COMBINE flour and salt in large bowl or bowl of food processor. Cut in shortening with pastry blender or 2 knives, or if using food processor, add using a quick pulse, until mixture is the size of peas.
ADD water a little at a time, tossing lightly with fork, or pulsing food processor only a few times, until dough is moist enough to hold together when pressed together.

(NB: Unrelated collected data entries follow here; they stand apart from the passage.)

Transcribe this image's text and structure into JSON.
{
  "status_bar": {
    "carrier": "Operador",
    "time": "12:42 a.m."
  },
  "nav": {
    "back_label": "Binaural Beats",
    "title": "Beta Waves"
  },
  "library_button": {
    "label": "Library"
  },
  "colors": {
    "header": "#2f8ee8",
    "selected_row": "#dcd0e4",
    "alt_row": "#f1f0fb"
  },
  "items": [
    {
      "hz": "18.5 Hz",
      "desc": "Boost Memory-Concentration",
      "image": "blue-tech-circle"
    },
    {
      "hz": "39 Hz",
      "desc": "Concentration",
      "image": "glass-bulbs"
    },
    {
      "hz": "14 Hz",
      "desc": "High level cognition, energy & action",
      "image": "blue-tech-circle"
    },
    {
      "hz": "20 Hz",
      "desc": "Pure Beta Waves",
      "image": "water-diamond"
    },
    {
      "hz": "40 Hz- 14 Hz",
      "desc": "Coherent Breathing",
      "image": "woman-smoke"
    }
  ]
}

TURN onto lightly floured surface; press into a ball. Flatten ball and fold in half. Repeat three times. Wrap tightly with plastic wrap. Refrigerate 30 minutes or up to 24 hours.
HEAT oven to 350°F.
ROLL dough on lightly floured surface to 12-inch round. Transfer dough to 9-inch pie plate by loosely rolling around rolling pin. Center rolling pin over pie plate; unroll, easing dough into pie plate.
TRIM edges of dough, leaving a 1/2-inch overhang. Fold edge under. Flute dough as desired. Cover with plastic wrap and chill while preparing filling.
COMBINE melted butter and sugar in large bowl. Beat in egg yolks, cream, cornmeal mix and vanilla. Beat egg whites in medium bowl until stiff peaks form. Fold egg whites into filling. Fold in pecans. Pour into pie crust.
BAKE 30 minutes. Cover top with foil tent that does not touch the filling. Bake an additional 10 to 15 minutes or until center is set.